Birkaç örnek vereyim:
“2- Zekatın veriliş miktarı bakımından aşağıdakilerden hangisi diğerlerinden farklıdır?
A-Koyun ve Keçi
B- Altın ve Gümüş
C- Torak ürünleri
D- Para ve menkul değerler
8- Öğretmen Elif’e Hac konusunda doğru (D) ve yanlış (Y) testi uygulamış ve Elif şu cevapları vermiştir.
* Hac farz, umre ise Sünnettir.(D)
* Kâbe’yi 7 kez dönmeye şavt denir. (Y)
* İhram, haccın farzlarındandır. (Y)
Bu cevaplara göre, Elif hakkında aşağıdakilerden hangisi söylenebilir?
A-Haccın farzlarını doğru biliyor.
B- Hac ile ilgili tüm görevleri doğru biliyor.
C- Hac ile ilgili görevlerin hiçbirini doğru bilmiyor.
D- Haccın farz, umrenin ise sünnet olduğunu biliyor.
Bunun gibi daha o kadar Din sorusu var ki...
AKP hükümeti, üniversitedeki profesörlerden 100 tanesini bir sınıfa toplasın, 8. sınıf öğrencilerine dayattığı Din sorularını sorsun; 100 Prof.’tan 10 tanesi bu soruların tamamına doğru cevap verebilirse; ben Üniversite diplomamı, Master diplomamı, Haseki Eğitim Merkezi diplomamı Ankara Gündoğdu Meydanı’nda yakacağım.
Milli Eğitim Bakanlığı, Din Kültürü sorularının tamamını puanlama dışı bırakmalı, hiç sormamış kabul etmelidir.
Çocukların şahsiyetini ve tertemiz gönül dünyalarındaki din duygularını sıfırlamaya kimsenin hakkı yoktur.
Kabir sorularından beter Din kültürü soruları!
Be hey basiret ve iz’andan yoksun formasyonsuzlar; Münker ve Nekir bile mezarda böylesi kazık sorular sormuyor; ergenlik çağına ermemiş çocuklara zaten hiç soru sormuyor... Siz hangi akıl, hangi iman ve hangi formasyonla bu zebani soruları çiçeği burnunda çocuklara dayatabiliyorsunuz?!
Münker-Nekir’in sorduğu sualler; Rabbin kim?
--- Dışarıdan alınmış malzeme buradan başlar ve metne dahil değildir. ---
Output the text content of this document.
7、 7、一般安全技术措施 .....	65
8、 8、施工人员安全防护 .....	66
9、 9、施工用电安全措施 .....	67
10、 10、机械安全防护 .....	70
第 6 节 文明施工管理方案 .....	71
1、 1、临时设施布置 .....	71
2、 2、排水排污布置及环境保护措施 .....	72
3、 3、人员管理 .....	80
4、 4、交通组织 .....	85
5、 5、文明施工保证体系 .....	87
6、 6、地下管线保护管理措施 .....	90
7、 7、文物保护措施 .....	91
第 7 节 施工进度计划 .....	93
Peygamberin kim? Dinin ne? Kitabın ne?”
Bu satırlar Mehmet Emin Koç Hoca’nın Yenimesaj gazetesindeki yazısından alıntılandı. Hoca, devam ediyor:
“Türk milletinin vatanının, onurunun, madenlerinin Cumhuriyet mirası işletme ve kaynaklarının başına peşkeşçi kesildiniz, milletin başına Azrail kesildiniz, yetmiyormuş gibi; şimdi de çocuklarımızın başına Münker-Nekir’den beter zebaniler kesildiniz... Çekilin Müslüman milletimizin ve çocuklarımız başından!”
Ne diyelim?
Hoca, haksız mı?



Bin yılın projesi
Başbakan Erdoğan ve AKP hükûmeti, yedi milyar dolara mal olan Marmaray için, ”Asrın Projesi“ diye övünüyor.
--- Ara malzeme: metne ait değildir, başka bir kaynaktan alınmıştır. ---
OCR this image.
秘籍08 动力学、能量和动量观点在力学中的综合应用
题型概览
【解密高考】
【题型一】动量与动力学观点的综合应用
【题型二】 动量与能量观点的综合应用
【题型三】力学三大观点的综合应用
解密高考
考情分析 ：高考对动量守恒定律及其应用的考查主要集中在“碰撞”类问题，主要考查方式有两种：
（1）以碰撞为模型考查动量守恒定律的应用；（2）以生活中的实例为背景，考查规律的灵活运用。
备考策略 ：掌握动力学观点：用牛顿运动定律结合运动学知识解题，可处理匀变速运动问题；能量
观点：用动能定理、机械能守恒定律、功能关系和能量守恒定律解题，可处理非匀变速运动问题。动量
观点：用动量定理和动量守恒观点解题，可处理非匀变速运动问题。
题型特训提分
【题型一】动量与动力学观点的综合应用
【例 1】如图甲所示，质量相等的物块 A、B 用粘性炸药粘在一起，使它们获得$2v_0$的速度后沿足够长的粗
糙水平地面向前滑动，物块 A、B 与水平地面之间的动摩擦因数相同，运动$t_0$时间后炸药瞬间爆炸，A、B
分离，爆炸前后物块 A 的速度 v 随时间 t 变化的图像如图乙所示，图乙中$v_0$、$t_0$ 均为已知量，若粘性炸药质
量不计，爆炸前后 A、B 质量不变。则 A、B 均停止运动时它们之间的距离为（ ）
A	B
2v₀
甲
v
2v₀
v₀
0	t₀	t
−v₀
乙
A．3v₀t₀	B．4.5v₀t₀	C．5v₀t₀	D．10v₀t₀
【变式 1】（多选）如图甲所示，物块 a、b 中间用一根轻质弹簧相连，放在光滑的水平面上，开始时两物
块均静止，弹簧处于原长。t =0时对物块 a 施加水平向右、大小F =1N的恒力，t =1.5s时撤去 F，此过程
Oysa aynı Erdoğan ve AKP, 49 bankaya sadece ”tüketici kredisi faizi“ olarak bu milletin cebinden 36,5 milyar liralık, (14 milyar doların üzerinde) bir rant aktarmış.
Yani tam iki adet ”Marmaray Parası“ halkın cebinden çekilip bankaların kasasına konmuş.
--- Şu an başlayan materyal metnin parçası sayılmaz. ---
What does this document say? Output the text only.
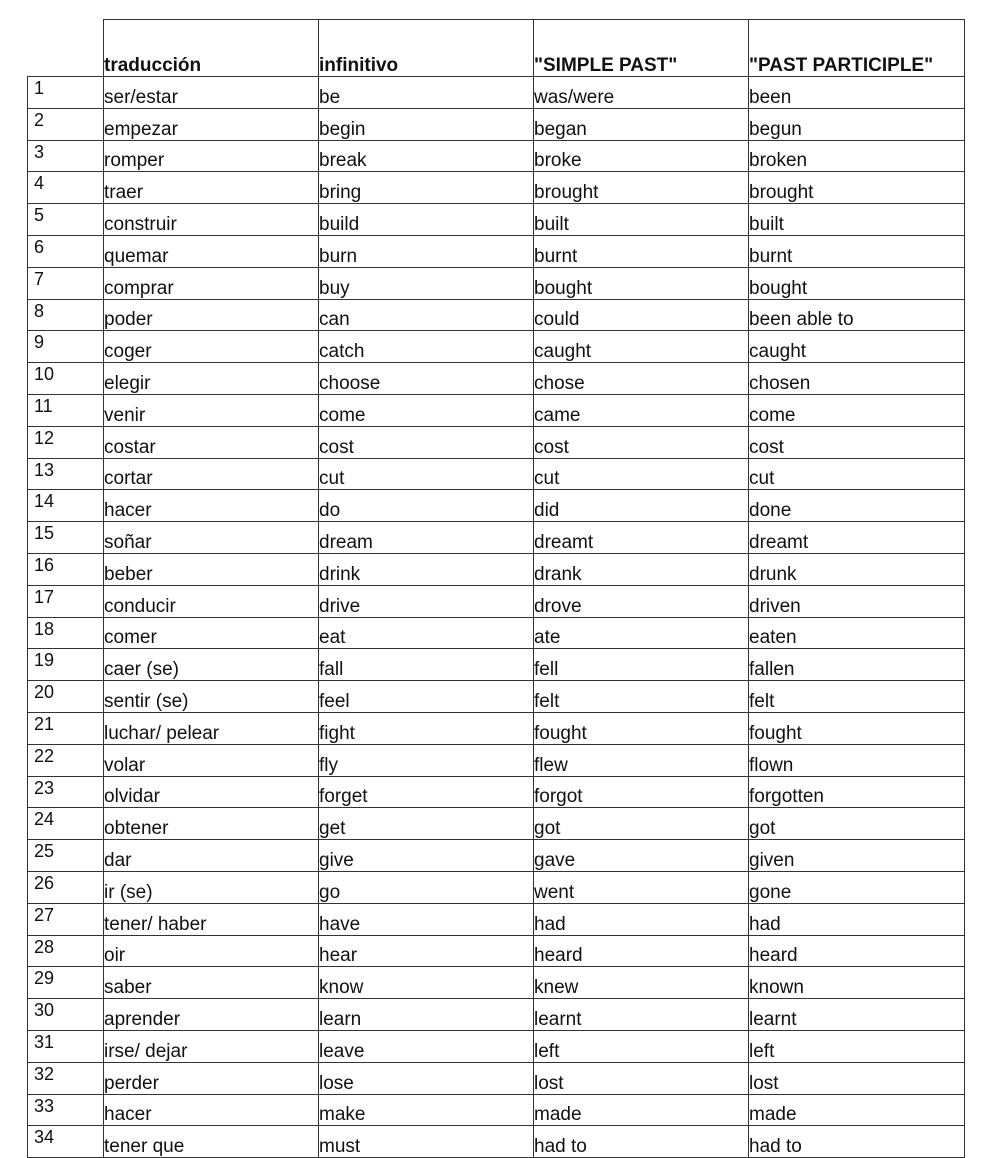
	traducción	infinitivo	"SIMPLE PAST"	"PAST PARTICIPLE"
1	ser/estar	be	was/were	been
2	empezar	begin	began	begun
3	romper	break	broke	broken
4	traer	bring	brought	brought
5	construir	build	built	built
6	quemar	burn	burnt	burnt
7	comprar	buy	bought	bought
8	poder	can	could	been able to
9	coger	catch	caught	caught
10	elegir	choose	chose	chosen
11	venir	come	came	come
12	costar	cost	cost	cost
13	cortar	cut	cut	cut
14	hacer	do	did	done
15	soñar	dream	dreamt	dreamt
16	beber	drink	drank	drunk
17	conducir	drive	drove	driven
18	comer	eat	ate	eaten
19	caer (se)	fall	fell	fallen
20	sentir (se)	feel	felt	felt
21	luchar/ pelear	fight	fought	fought
22	volar	fly	flew	flown
23	olvidar	forget	forgot	forgotten
24	obtener	get	got	got
25	dar	give	gave	given
26	ir (se)	go	went	gone
27	tener/ haber	have	had	had
28	oir	hear	heard	heard
29	saber	know	knew	known
30	aprender	learn	learnt	learnt
31	irse/ dejar	leave	left	left
32	perder	lose	lost	lost
33	hacer	make	made	made
34	tener que	must	had to	had to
Bu durumda Erdoğan’ın ”Marmaray’ı asrın projesi“ ise bankaların faiz vurgunu kendileri için herhalde ”Bin yılın projesi“ dir, öyle değil mi?
Ey dul, yetim, emekli...
Sen de kendine yılda bir yapılan 15 lira zammı alıp dindar Erdoğan’ına dua et. İktidardan gitmesin diye kurbanlar kesmeyi sürdür bakalım..
Bankalar ”Erdoğan kalsın“ diye Erdoğan için dua ediyor..
Tabii kurban yerine seni, senin rızkını keserek!